I have also had similar experiences on planes. Because I travel with some frequency, I have made it a habit to tell the Lord when I am settled on a plane, “Use me, as You wish, for Your honor, for their salvation.”

As a result of that prayer—as a result of a conscious willingness to listen to God before I take things into my own hands and perhaps say something that is not helpful—I’ve learned to “wait upon the Lord.” On almost every trip, after a simple hello or an exchange of names and destinations, the person next to me will ask some question which opens the door. Recently, a young Jewish man, seeing my crucifix, asked if I would pray with him. For about five minutes, the plane had been experiencing immense turbulence, and our plane seemed to be tossed to and fro. He was a bit shaken by it all, and so we prayed together. Peace came to both of us. He promised to stay in touch. (I almost put that in the miracle category!)

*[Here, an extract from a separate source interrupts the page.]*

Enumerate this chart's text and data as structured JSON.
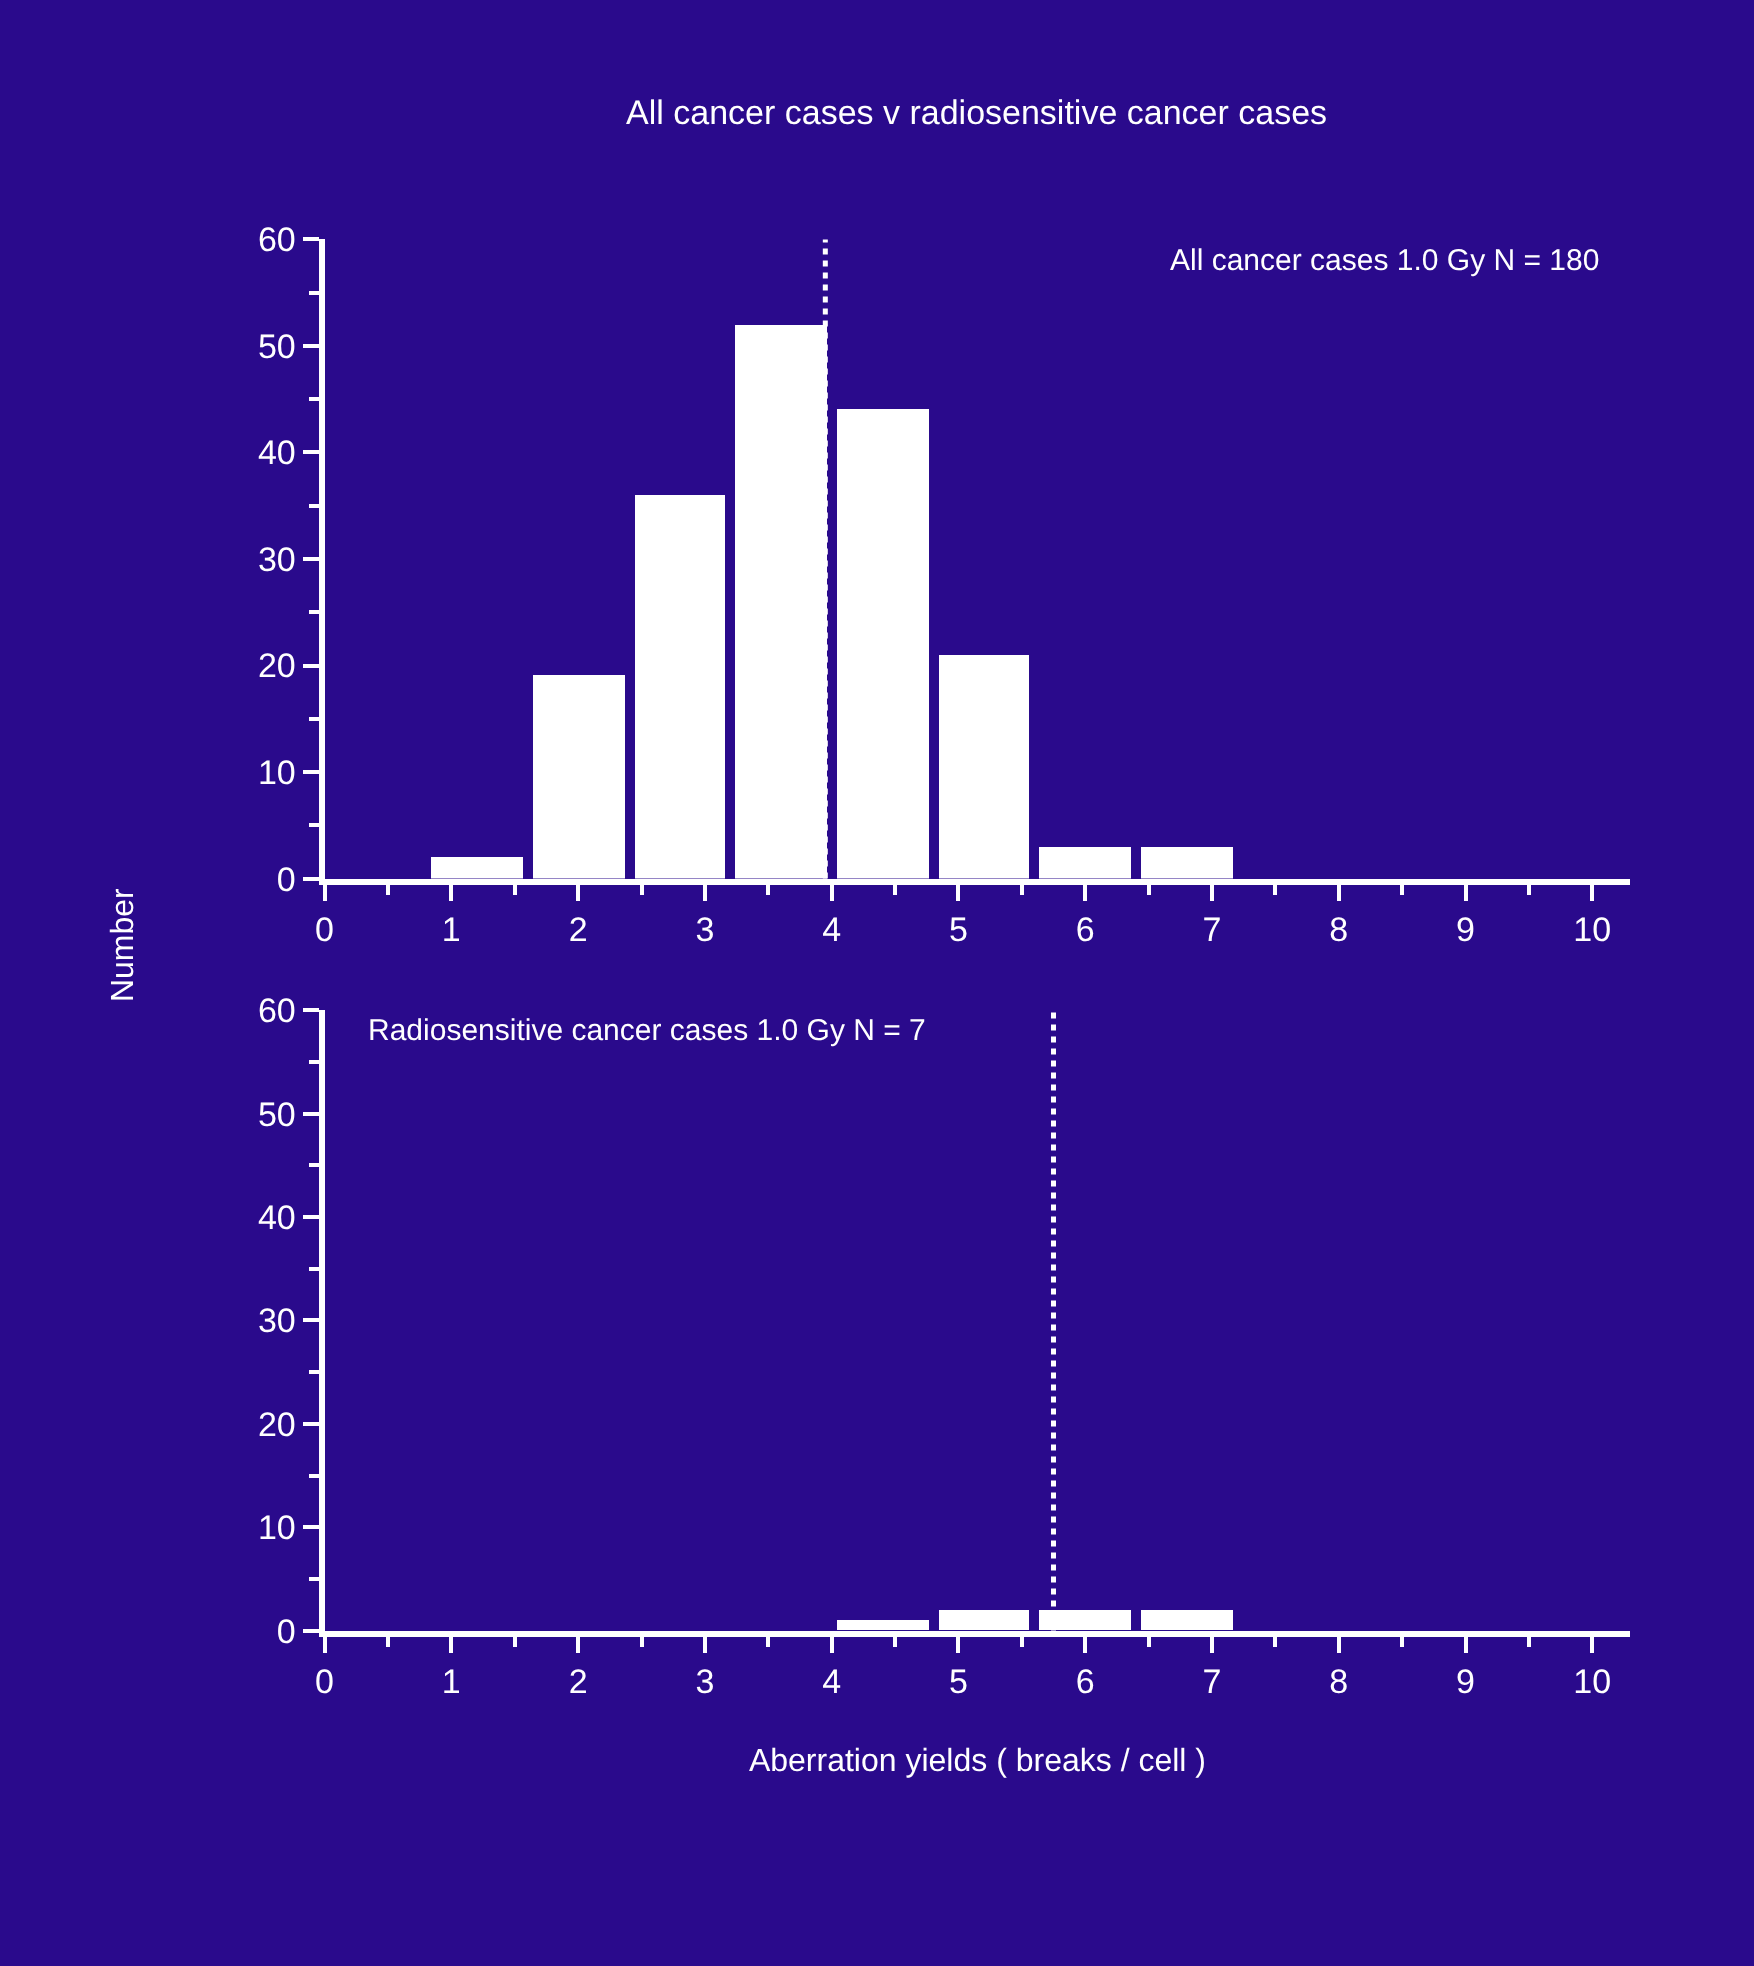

On another flight, a beautiful couple struck up a conversation with me; he was the principal of a school, and she was a teacher, so we talked about all our shared experiences in the classroom. As the conversation continued, I listened to the heart-breaking story of their young son, around the age of fifteen, who had died some years ago of pneumonia—no antibiotic could overcome it! That sharing led to a conversation about God and His love for them and their children. That led to a conversation about faith, the Church, and the need each of us has for God’s mercy. I was able to listen and, I think, help them to reach out for the unfathomable riches of His grace—especially available to us when we are in great pain or sorrow.

Each time I ask God to lead me, to show me what to say and who to speak to, and even just when to listen, God answers. He is more eager than we are to see people find His grace and mercy.

In this time of the New Evangelization, let us expect God to use us. Let us open our hearts and minds to rely more on His initiative, for the mercy of God has no bounds. May the lost be saved, and may the hopeless find the Shepherd of mercy through us!